Les chapitres de l’oeuvre sont les suivants : aperçu de l’évolution économique, le problème indien, le problème foncier, le processus d’éducation publique, le facteur religieux, régionalisme et centralisme, le processus littéraire.
José Carlos Mariátegui y constate le féodalisme, il analyse historiquement le Pérou et sa réalité.
« Le capitaliste, ou plutôt le propriétaire foncier créole, possède la notion de rente avant celle de production.
Le sens de l’aventure, l’élan créatif et le pouvoir d’organisation qui caractérisent le capitaliste authentique nous sont presque inconnus.
La concentration capitaliste a [historiquement] été précédée d’une période de libre concurrence.
La grande propriété moderne ne découle donc pas de la grande propriété féodale, comme l’imaginent probablement les propriétaires fonciers créoles.
Au contraire, son émergence a nécessité la fragmentation et la dissolution de la grande propriété féodale.
Le capitalisme est un phénomène urbain : il possède l’esprit du bourg industriel, manufacturier et marchand.
C’est pourquoi l’un de ses premiers actes a été la libération de la terre, la destruction du fief. Le développement de la ville devait être nourri par l’activité libre de la paysannerie.
Au Pérou, contrairement au sens de l’émancipation républicaine, l’esprit du fief – antithèse et négation de l’esprit du bourg – s’est vu confier la création d’une économie capitaliste. »

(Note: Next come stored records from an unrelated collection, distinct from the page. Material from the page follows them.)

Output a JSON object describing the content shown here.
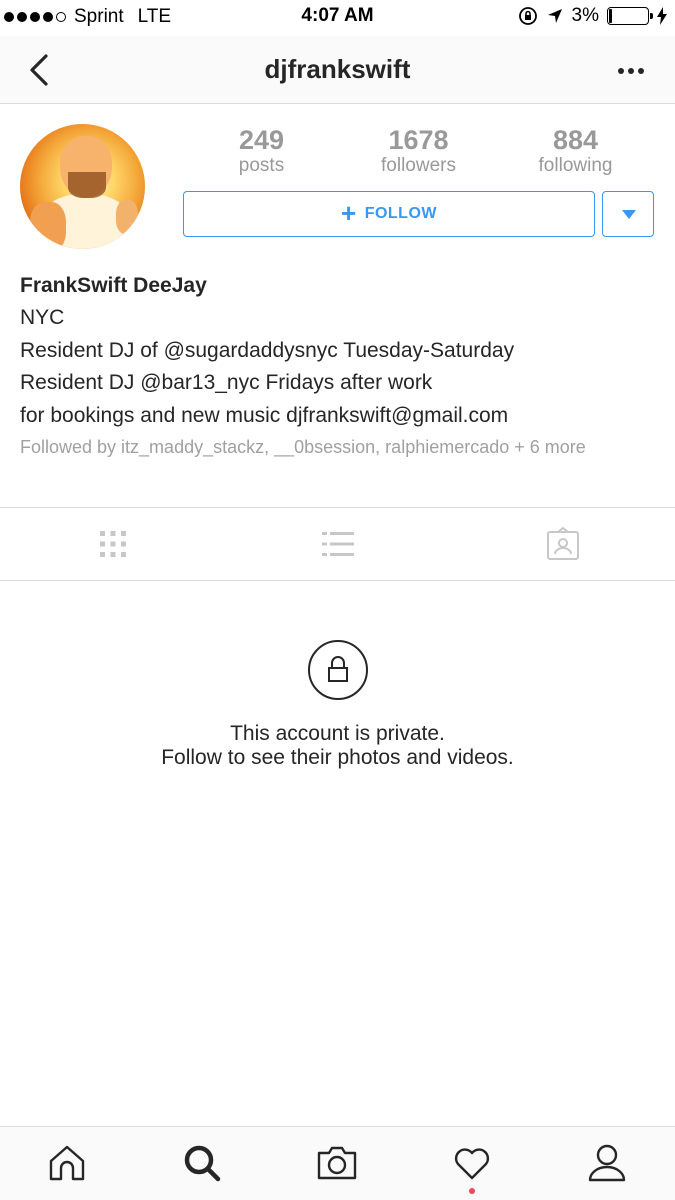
{
  "status_bar": {
    "carrier": "Sprint",
    "network": "LTE",
    "time": "4:07 AM",
    "battery": "3%",
    "signal_bars_filled": 4,
    "signal_bars_total": 5
  },
  "nav": {
    "title": "djfrankswift"
  },
  "stats": {
    "posts": {
      "value": "249",
      "label": "posts"
    },
    "followers": {
      "value": "1678",
      "label": "followers"
    },
    "following": {
      "value": "884",
      "label": "following"
    }
  },
  "actions": {
    "follow_label": "FOLLOW"
  },
  "bio": {
    "name": "FrankSwift DeeJay",
    "lines": [
      "NYC",
      "Resident DJ of @sugardaddysnyc Tuesday-Saturday",
      "Resident DJ @bar13_nyc Fridays after work",
      "for bookings and new music djfrankswift@gmail.com"
    ],
    "followed_by": "Followed by itz_maddy_stackz, __0bsession, ralphiemercado + 6 more"
  },
  "private": {
    "line1": "This account is private.",
    "line2": "Follow to see their photos and videos."
  },
  "colors": {
    "accent": "#3897f0",
    "text": "#262626",
    "muted": "#999999",
    "divider": "#dbdbdb",
    "notification": "#ed4956"
  },
  "icons": {
    "tabs": [
      "grid-icon",
      "list-icon",
      "tagged-icon"
    ],
    "bottom": [
      "home-icon",
      "search-icon",
      "camera-icon",
      "heart-icon",
      "profile-icon"
    ]
  }
}
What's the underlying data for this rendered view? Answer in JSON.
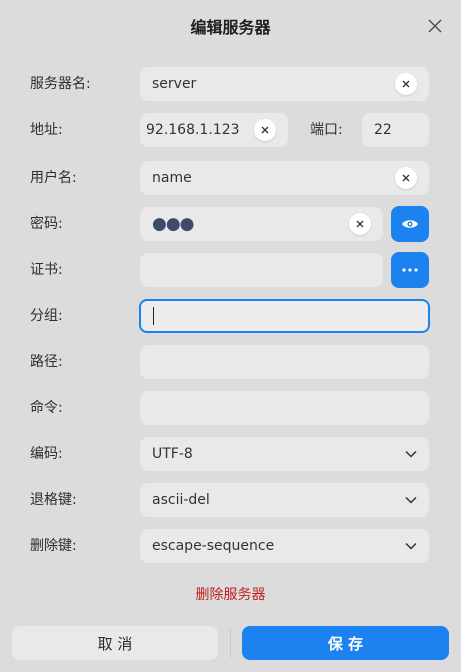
{
  "dialog": {
    "title": "编辑服务器"
  },
  "fields": {
    "server_name": {
      "label": "服务器名:",
      "value": "server"
    },
    "address": {
      "label": "地址:",
      "value": "92.168.1.123"
    },
    "port": {
      "label": "端口:",
      "value": "22"
    },
    "username": {
      "label": "用户名:",
      "value": "name"
    },
    "password": {
      "label": "密码:",
      "value": "●●●"
    },
    "certificate": {
      "label": "证书:",
      "value": ""
    },
    "group": {
      "label": "分组:",
      "value": ""
    },
    "path": {
      "label": "路径:",
      "value": ""
    },
    "command": {
      "label": "命令:",
      "value": ""
    },
    "encoding": {
      "label": "编码:",
      "value": "UTF-8"
    },
    "backspace_key": {
      "label": "退格键:",
      "value": "ascii-del"
    },
    "delete_key": {
      "label": "删除键:",
      "value": "escape-sequence"
    }
  },
  "actions": {
    "delete_server": "删除服务器",
    "cancel": "取 消",
    "save": "保 存"
  },
  "colors": {
    "accent": "#1b82f0",
    "danger": "#c0211e",
    "background": "#dcdcdc",
    "field": "#e9e9e9"
  },
  "icons": {
    "close": "close-icon",
    "clear": "clear-icon",
    "eye": "eye-icon",
    "more": "more-icon",
    "chevron": "chevron-down-icon"
  }
}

Tout cela n’a rien à avoir avec Ariel. José Carlos Mariátegui expose justement en 1928, à l’occasion du troisième anniversaire de la revue Amauta :
« Le travail de définition idéologique semble accompli. Quoi qu’il en soit, nous avons déjà entendu les opinions catégoriques et attendues avec impatience.
Tout débat est ouvert à ceux qui expriment leurs opinions, non à ceux qui se taisent. La première journée d’Amauta est terminée.
Le deuxième jour, il n’est plus nécessaire de se présenter comme un magazine de la « nouvelle génération », de l’« avant-garde », de la « gauche ». Pour être fidèle à la révolution, il suffit d’être un magazine socialiste.
« Nouvelle génération », « nouvel esprit », « nouvelle sensibilité » : tous ces termes sont devenus obsolètes.
Il en va de même pour ces autres étiquettes : « avant-garde », « gauche », « renouveau ». Elles étaient nouvelles et pertinentes en leur temps.
Nous les avons utilisées pour établir des démarcations provisoires, pour des raisons contingentes de topographie et d’orientation.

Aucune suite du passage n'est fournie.